Rationale for Max-Age for Cookie Set to 2147483648

[jlpoolen]

I've been studying the API for moonfire-nvr and doing some tests. I found that when I successfully login, I get a cookie back that has a Max-Age value of 2147483648. Here's an example of a call and its return:

command:

curl --silent --include --request POST --json '{"username": "jlpoole", "password":"XXXXXXXX"}' --cookie-jar /home/jlpoole/work/moonfire/curl_cookies.txt localhost:8080/api/login

result:

HTTP/1.1 204 No Content
set-cookie: s=cPGg3yLa2vqNgJ6uNbqkQflhU9pYohcl5ygM7Gc7SnAkbKoL8GakQPRf5pMGRPcB; HttpOnly; SameSite=Lax; Max-Age=2147483648; Path=/
cache-control: private, no-cache
date: Sun, 12 Mar 2023 16:17:20 GMT

A search for Max-Age reveals about 24 entries, five of which look to be of Scott's making, the others brought in by supporting modules and presumably by other authors.

 jlpoole@eos ~/moonfire-nvr $ find . -type f |xargs grep -noP 'Max-Age'

I found searching for the value, it appears about 160 times in the tree:

 lpoole@eos ~/moonfire-nvr $ find . -type f |xargs grep -noP '2147483648'

The specifications at https://developer.mozilla.org/en-US/docs/Web/HTTP/Headers/Set-Cookie states:

 Max-Age=<number> Optional

Indicates the number of seconds until the cookie expires. 
A zero or negative number will expire the cookie immediately. 
If both Expires and Max-Age are set, Max-Age has precedence.

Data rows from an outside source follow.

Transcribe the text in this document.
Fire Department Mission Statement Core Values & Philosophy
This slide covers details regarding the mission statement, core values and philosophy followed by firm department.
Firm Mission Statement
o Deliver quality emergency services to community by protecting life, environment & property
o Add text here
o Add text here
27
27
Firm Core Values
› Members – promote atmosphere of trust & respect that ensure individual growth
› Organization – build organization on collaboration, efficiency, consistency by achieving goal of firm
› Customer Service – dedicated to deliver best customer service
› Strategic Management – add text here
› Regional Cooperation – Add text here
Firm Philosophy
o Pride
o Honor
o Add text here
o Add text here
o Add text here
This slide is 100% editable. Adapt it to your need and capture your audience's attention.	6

The value of 2147483648, if it does represent seconds, equates to:

 Minutes: 35791394.1333333
 Hours: 596523.235555556
 Days: 24855.1348148148

So what is the reason for using "2147483648" as a value, assuming 2147483648 represents seconds, and not milleseconds or the like? To have a permanent cookie? If so, then if I obtain a cookie today, I can use the same cookie tomorrow after a server reboot and perhaps there is no need to fetch cookies once you have a cookie for a particular user??